Dr. Raghu Idupuganti, an anesthesiologist, explained that he could actually give me just enough sedative to put me out for the few minutes while they were inserting the catheter, explaining the satisfaction of being able to mix the perfect “cocktail” appropriate to each patient and procedure. I opted for just a splash of an intravenous sedative – the right amount to keep me awake yet relaxed during the hour-long session. Other than the mild awkwardness of having a team of people work on you while you’re scantily clothed and slightly loopy, this most recent procedure was a truly fantastic experience. Pop music played throughout, and I enjoyed the irony of listening to Shawn Mendes’ “Stitches” while feeling totally grateful knowing I wouldn’t actually need any. Through a pinhole, Dr. Semaan performed the entire procedure, using x-ray technology to guide the way. By inserting a dye, he saw that the blood was indeed not flowing properly back through the ovarian veins. Dr. Semaan then estimated the size of the vein and inserted foam and a coil to halt the backflow of blood. I also learned that NYC Surgical Associates is the first practice in the New York City area to utilize the Endoluminal Occlusion System, and I was excited to again have access to the most modern medicine available.
It was my own G-rated version of Netflix and chill; fully awake yet able to relax, I watched everything on a monitor. Next thing I knew, the catheter was pulled out and the procedure was done. I sensed nothing more than a bit of pressure ending with a gauze pad on the point of entry. I felt fantastic and ready to jump off the table, only to be reminded that I had to wait – since I did get that perfectly prepared shot of sedation.

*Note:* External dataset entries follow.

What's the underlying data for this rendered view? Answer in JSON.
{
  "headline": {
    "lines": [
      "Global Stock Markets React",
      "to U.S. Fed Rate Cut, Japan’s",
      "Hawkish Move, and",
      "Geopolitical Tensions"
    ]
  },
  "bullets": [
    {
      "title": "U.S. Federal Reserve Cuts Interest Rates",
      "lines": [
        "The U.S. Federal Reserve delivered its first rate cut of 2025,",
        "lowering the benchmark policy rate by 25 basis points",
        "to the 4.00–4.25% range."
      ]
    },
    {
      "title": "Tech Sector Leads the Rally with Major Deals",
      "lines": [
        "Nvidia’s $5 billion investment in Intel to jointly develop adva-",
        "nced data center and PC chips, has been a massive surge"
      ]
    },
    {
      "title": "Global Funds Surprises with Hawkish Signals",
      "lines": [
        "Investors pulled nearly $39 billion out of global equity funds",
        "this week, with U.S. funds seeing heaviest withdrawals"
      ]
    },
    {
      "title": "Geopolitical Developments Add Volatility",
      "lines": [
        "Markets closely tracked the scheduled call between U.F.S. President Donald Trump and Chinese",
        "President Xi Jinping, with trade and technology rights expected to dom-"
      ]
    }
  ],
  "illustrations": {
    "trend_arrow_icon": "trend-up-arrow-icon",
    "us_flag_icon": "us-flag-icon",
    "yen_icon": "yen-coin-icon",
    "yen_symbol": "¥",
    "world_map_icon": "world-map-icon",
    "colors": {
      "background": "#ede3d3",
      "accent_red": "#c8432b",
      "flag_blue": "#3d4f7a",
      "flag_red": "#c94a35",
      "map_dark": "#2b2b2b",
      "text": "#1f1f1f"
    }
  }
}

So here’s the PSA: pain or pressure in the pelvic area may be a symptom of venous insufficiency, whether you suffer from visible varicose veins or not. Ten percent of people with varicose veins and four to fiver percent of the general population suffers from pelvic congestion, especially those who have had multiple pregnancies. While it’s common to ignore discomfort in our busy lives, the solutions today are so manageable that it makes sense to get symptoms checked before a condition advances. Many seemingly cosmetic conditions can have health implications down the line if left untreated, and nobody has time for that. I’ve recently requested my own set of personalized scrubs (haha, sort of?), as I’m mostly likely in the running for patient of the year. While I adore the awesome team at NYC Surgical Associates, including the front desk and surgical staff whom I’ve gotten to know oh so well, it’s most comforting to know that I’m being treated at a leading practice at the forefront of medical technology. And that I have an endless array of summer skirt options now.